Bu sözleri söyleyip, ağaçlardan izin alarak mecburen ve ihtiyaç duyduğu kadarını kesiyor. Bir gün ormandaki tüm ağaçlar dile geliyor. Kesilmek istemediklerini sebeplerini belirterek anlatıyorlar. Oduncu o gün eli boş eve dönerken ormanın atası cüce ile karşılaşıyor.

''Çocuklarımı duydun, onları kesmedin. Ben de sana bir armağan vereceğim.'' diyor cüce ve ona altınbaşak otu hediye ediyor.

''Tüm ihtiyaçlarını bu altınbaşak otuna söylemen yeterli.'' Diyor cüce, ''Yalnız dikkat et, ihtiyacından fazlasını isteme,'' dedikten sonra ortadan kayboluyor.

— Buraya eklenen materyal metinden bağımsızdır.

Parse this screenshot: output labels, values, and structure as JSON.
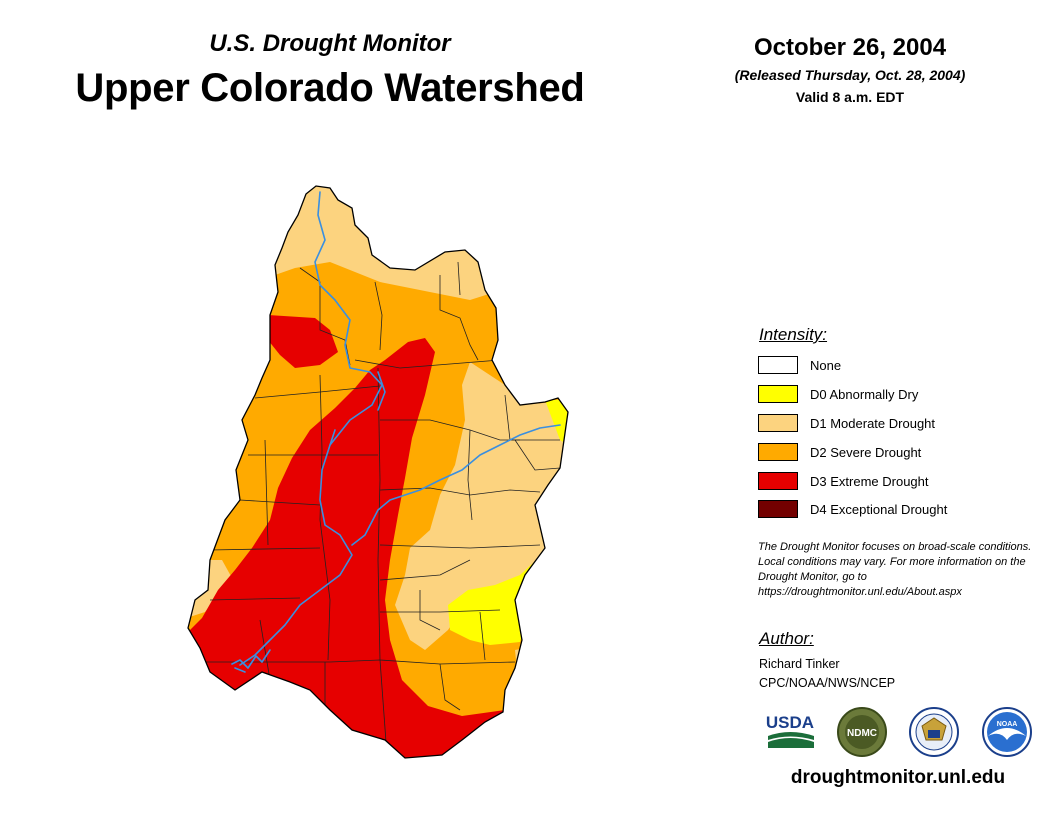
{
  "header": {
    "subtitle": "U.S. Drought Monitor",
    "title": "Upper Colorado Watershed",
    "date": "October 26, 2004",
    "released": "(Released Thursday, Oct. 28, 2004)",
    "valid": "Valid 8 a.m. EDT"
  },
  "legend": {
    "heading": "Intensity:",
    "items": [
      {
        "label": "None",
        "color": "#ffffff"
      },
      {
        "label": "D0 Abnormally Dry",
        "color": "#ffff00"
      },
      {
        "label": "D1 Moderate Drought",
        "color": "#fcd37f"
      },
      {
        "label": "D2 Severe Drought",
        "color": "#ffaa00"
      },
      {
        "label": "D3 Extreme Drought",
        "color": "#e60000"
      },
      {
        "label": "D4 Exceptional Drought",
        "color": "#730000"
      }
    ]
  },
  "note": "The Drought Monitor focuses on broad-scale conditions. Local conditions may vary. For more information on the Drought Monitor, go to https://droughtmonitor.unl.edu/About.aspx",
  "author": {
    "heading": "Author:",
    "name": "Richard Tinker",
    "org": "CPC/NOAA/NWS/NCEP"
  },
  "logos": {
    "usda": "USDA",
    "ndmc": "NDMC",
    "noaa": "NOAA"
  },
  "website": "droughtmonitor.unl.edu",
  "map": {
    "region": "Upper Colorado Watershed",
    "river_color": "#3a8fe0"
  }
}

Oduncu cücenin tüm sözlerini kulağına küpe yapıyor ve ihtiyacından fazlasını istemeden mutlu mesut yaşamını sürdürüyor. Oduncu hakk'ın rahmetine kavuşunca çocukları da babasının mirasını devam ettiriyorlar. Aradan uzun yıllar geçiyor ve bu antınbaşak Otu aile dışından birinin eline geçiyor. Bu adam öyle bir adam ki yedikçe yiyor, yedikçe acıkıyor. İçtikçe içiyor içtikçe susuyor. Tahmin ettiğiniz gibi altınbaşak tohumu adamın tüm isteklerini yerine getiriyor ama doymuyor. Sonun da öyle bir şey istiyor ki hayrete düşersiniz yok yok bu zamanda bu tavra o kadar aşinayız ki hayrete düşmezsiniz. Altınbaşak otuna diyor ki:

''Git şu güneşe söyle sırtımı kaşısın.'' Bunu duyan güneş öyle çok sinirleniyor öyle çok sinirleniyor ki, kızgın alevlerini adamın üstüne gönderiyor. Büyük bir yangın çıkıyor orada. O günden sonra da ne adamı ne de altınbaşak otunu gören oluyor. O yangından sonra ağaçlar öyle çok korkuyorlar öyle çok korkuyorlar ki konuşmayı unutuyorlar.''

Masal burada bitiyor.

O doyumsuz adamın çocukları hala aramızda ve bunun yanında ağaçların dilini bilen gönül insanı oduncunun çocukları da aramızda, biz kimin çocuklarıyız bir düşünelim lütfen. Çünkü biliyoruz ki her insanın içinde bir melek yanı olduğu gibi şeytan yönü de var biz hangi yönümüzü besliyoruz yaptığımız davranışlar ne yönde bunu bir gözlemleyelim olmaz mı?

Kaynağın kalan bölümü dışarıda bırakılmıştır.